I was watching Return of the Jedi the other night for the 723rd time and was amazed at how well the original 3 are holding up in terms of special effects given advances in the field over the past 30 years. There’s a scene in the movie where Darth Vader hands the Emperor Luke’s light saber, to which the emperor responds
“Ah, yes, a Jedi’s weapon. Much like your
father’s. By now you must know your father
can never be turned from the dark side. So
will it be with you.”
Now for those uninitiated geeks out there, one task every Jedi must do on their path towards Jedihood is to build their own light saber. Because of this every light saber is unique, and carries the distinctive fingerprint of the Jedi who constructed it.
But what would be the appropriate mechatronic “light saber”? It would have to be something that encompasses mechatronics (software component, electronics component, and mechanical component), something that every mechatronics engineer builds at some point during their training (also known as grad school) and something that would bear the distinct mark of the engineer who built it. The more I thought about it, the more the answer seemed obvious …
an autonomous robot.
An autonomous robot, perhaps better than any other product, completely captures all aspects of mechatronics. It needs a well designed mechanical system in order to move around and interact with its environment, it needs electronics in order to sense the world around it and drive all its actuators, and finally it needs software to take all its different inputs and make decisions. At some point during their mechatronics course work every mechatronics engineer has had to build a robot. Because the design of a robot can take so many different shapes and forms, it would be almost impossible for two engineers designing independently to design the same robot.
So, I would like to propose a challenge to the world: before you become a true mechatronics engineer, you must build your own light saber robot. Now, unlike with Jedis, there is no Yoda figure to judge and pass your robot (actually there is, Professor Ed Carryer of Stanford, but I’m pretty sure he doesn’t want to spend the rest of his days deciding which robots are worthy enough to allow their designers to call themselves a mechatronic engineer), so it is up to the individual engineer to judge his robot worthy of mechatronic acceptability.
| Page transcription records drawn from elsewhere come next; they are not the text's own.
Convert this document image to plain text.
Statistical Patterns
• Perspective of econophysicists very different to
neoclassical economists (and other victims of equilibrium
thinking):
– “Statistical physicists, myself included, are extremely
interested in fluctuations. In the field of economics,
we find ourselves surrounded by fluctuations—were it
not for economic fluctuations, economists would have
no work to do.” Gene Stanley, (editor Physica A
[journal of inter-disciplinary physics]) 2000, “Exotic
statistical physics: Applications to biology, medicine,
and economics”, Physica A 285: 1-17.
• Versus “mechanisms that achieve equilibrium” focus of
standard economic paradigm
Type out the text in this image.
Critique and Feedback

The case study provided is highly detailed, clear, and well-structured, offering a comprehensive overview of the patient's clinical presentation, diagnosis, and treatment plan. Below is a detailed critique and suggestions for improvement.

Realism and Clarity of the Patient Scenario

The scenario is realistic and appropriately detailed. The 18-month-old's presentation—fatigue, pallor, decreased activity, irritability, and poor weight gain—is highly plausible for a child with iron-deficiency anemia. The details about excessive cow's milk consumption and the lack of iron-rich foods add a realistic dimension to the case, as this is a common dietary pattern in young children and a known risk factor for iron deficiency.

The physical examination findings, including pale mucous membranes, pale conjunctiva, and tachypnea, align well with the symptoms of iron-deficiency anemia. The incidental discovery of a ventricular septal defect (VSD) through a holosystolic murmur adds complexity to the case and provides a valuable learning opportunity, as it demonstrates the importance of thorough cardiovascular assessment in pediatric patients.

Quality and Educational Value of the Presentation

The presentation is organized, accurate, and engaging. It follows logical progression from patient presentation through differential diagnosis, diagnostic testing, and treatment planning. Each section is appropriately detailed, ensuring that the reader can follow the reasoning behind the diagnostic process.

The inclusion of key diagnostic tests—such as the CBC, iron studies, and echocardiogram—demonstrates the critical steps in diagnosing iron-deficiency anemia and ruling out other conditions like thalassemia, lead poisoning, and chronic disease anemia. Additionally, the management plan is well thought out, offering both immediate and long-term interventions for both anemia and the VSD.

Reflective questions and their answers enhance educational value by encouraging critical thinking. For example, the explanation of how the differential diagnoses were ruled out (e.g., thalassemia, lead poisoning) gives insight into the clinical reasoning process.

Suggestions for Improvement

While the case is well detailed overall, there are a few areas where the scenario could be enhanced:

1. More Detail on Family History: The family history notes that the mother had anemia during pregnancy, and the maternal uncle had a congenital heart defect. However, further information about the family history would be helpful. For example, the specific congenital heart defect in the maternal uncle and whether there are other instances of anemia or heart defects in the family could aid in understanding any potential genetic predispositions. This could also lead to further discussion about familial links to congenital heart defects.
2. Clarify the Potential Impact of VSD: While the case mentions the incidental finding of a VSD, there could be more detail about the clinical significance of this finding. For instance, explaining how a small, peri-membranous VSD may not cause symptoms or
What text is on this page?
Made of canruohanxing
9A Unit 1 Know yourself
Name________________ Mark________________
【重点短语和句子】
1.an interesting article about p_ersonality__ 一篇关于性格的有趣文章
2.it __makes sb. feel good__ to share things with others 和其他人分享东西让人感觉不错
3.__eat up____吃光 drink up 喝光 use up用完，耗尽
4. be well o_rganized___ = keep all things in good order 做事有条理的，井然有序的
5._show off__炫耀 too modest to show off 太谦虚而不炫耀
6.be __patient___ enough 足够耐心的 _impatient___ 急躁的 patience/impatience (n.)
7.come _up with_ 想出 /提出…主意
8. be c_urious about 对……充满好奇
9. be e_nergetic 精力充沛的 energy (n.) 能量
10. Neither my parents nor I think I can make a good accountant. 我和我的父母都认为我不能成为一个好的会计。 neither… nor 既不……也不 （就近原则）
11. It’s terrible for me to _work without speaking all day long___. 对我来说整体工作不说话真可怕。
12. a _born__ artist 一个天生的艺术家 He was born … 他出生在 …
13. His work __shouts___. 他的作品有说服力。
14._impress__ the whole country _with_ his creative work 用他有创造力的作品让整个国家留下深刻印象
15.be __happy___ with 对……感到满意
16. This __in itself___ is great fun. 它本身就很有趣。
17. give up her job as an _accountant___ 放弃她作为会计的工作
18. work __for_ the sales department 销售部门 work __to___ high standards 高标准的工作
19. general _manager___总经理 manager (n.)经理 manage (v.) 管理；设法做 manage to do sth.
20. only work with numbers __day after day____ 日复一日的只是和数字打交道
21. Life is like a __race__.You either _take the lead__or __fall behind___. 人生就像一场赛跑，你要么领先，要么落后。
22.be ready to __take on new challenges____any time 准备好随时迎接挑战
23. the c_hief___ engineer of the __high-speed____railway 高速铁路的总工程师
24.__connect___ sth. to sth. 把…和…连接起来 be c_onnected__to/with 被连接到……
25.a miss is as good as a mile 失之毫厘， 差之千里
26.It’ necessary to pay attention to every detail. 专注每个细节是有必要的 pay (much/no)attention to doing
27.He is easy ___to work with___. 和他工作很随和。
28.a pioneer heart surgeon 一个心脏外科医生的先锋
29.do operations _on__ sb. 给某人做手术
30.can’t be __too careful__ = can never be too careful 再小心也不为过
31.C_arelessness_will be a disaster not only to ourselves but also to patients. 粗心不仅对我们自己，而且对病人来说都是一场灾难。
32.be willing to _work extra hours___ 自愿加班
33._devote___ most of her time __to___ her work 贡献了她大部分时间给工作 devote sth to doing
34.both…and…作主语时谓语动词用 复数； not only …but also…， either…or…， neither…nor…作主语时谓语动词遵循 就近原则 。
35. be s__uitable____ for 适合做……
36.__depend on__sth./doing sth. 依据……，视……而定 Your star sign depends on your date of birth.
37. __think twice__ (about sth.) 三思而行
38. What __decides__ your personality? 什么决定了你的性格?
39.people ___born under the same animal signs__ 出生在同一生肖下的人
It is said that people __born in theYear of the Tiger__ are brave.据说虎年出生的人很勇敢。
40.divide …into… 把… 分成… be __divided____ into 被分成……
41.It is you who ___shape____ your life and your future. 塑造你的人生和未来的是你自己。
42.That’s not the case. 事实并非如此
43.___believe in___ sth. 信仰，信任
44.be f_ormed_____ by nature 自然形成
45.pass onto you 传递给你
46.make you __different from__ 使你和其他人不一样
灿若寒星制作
If this catches on, this actually shouldn’t be a problem, because employers would expect potential hires to bring their mechatronic light saber to all interviews.
Ultimately my dream of having all mechatronic engineers build their own robot in order to be considered a true mechatronics engineer is to help foster a sense of community and fraternity around mechatronics. I believe the more mechatronics engineers feel tied to one another, the more we will collaborate with each other, leading to greater and more ambitious projects.